8. A 30-60-90 plan that gets you to safe ground
Day 0 to 30 – Stop the obvious bleeding
- Remove direct tool access. Introduce a policy gateway.
- Add hard budgets on tokens, calls, recursion, and spend.
- Sandbox browsing in a container or VM with egress allow-lists.
- Strip and re-write retrieved content. No raw HTML.
- Start logging prompts, retrieved content hashes, tool calls, and approvals.
Day 31 to 60 – Make it secure
- Move secrets into a vault. Rotate and scope credentials.
- Define typed I-O contracts with JSON schema validation.
- Introduce human approvals for high risk actions with rendered diffs.
- Pin framework versions. Scan models and artefacts on ingest.
- Stand up first AI-aware playbooks for incident response.
Day 61 to 90 – Prove it and scale up
- Establish a red teaming cadence. Maintain a living corpus of tests.
- Add cost, recursion, and egress dashboards with alerts.
- Map your risks to controls and to regulatory expectations.
- Formalise your model registry, provenance records, and release process.
9. Here’s a practical checklist for deployment reviews
- Tools behind a policy gateway – yes or no.
- High risk actions require human approval – yes or no.
- Typed I-O with schema validation – yes or no.
- Browsing and HTTP calls are sandboxed with allow-listed egress – yes or no.
- Retrieval service sanitises content and enforces server-side ACLs – yes or no.
- Secrets are ephemeral and scoped, never present in prompts or logs – yes or no.
- Budgets exist for tokens, calls, recursion, and spend – yes or no.
- Models and dependencies are pinned, scanned, and provenance-tracked – yes or no.
- Full-fidelity audit logging in place and retained to policy – yes or no.
- Red team tests exist and run in CI – yes or no.
- DPIA completed where personal data is involved – yes or no.
- EU AI Act obligations mapped, owners named, and processes defined – yes or no.

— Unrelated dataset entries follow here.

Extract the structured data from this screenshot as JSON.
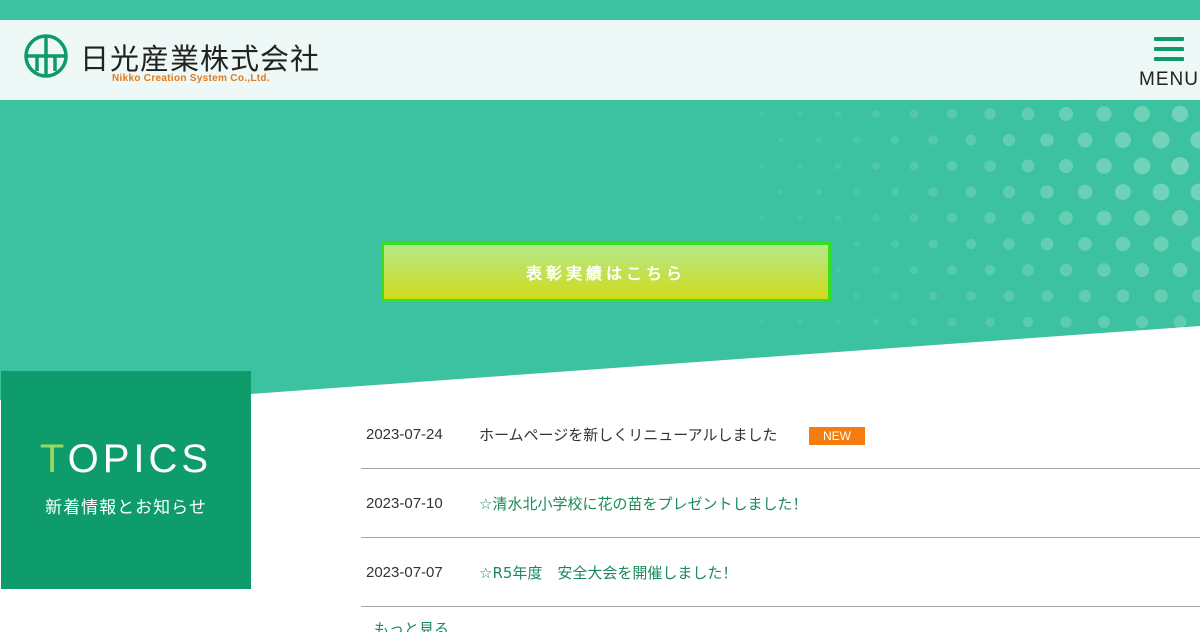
{
  "header": {
    "company_name": "日光産業株式会社",
    "company_name_en": "Nikko Creation System Co.,Ltd.",
    "menu_label": "MENU"
  },
  "hero": {
    "award_button_label": "表彰実績はこちら"
  },
  "topics": {
    "title_first": "T",
    "title_rest": "OPICS",
    "subtitle": "新着情報とお知らせ"
  },
  "news": [
    {
      "date": "2023-07-24",
      "title": "ホームページを新しくリニューアルしました",
      "badge": "NEW"
    },
    {
      "date": "2023-07-10",
      "title": "☆清水北小学校に花の苗をプレゼントしました！"
    },
    {
      "date": "2023-07-07",
      "title": "☆R5年度　安全大会を開催しました！"
    }
  ],
  "more_label": "もっと見る",
  "colors": {
    "teal": "#3cc2a0",
    "dark_green": "#0e9c6c",
    "orange": "#f57d0f",
    "lime": "#d0db1a"
  }
}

If any of the above are a no, do not ship. Fix it or remove the capability.
10. Final position
Agentic AI is not magic. It is automation that writes its own code in real time. That is powerful – but it is also fragile and dangerous.
The single most important mindset is this: if your agent can move money or data, assume it can be tricked into moving the wrong money or the wrong data. You MUST design for containment and verification, not simply rely on trust and hope.
Build a thin, deterministic shell around the AI core. Put budgets on everything. Treat all content as hostile. Log what matters. Red team like you mean it. In that way you can get to enjoy the benefits of automation without paying the ransom of chaos.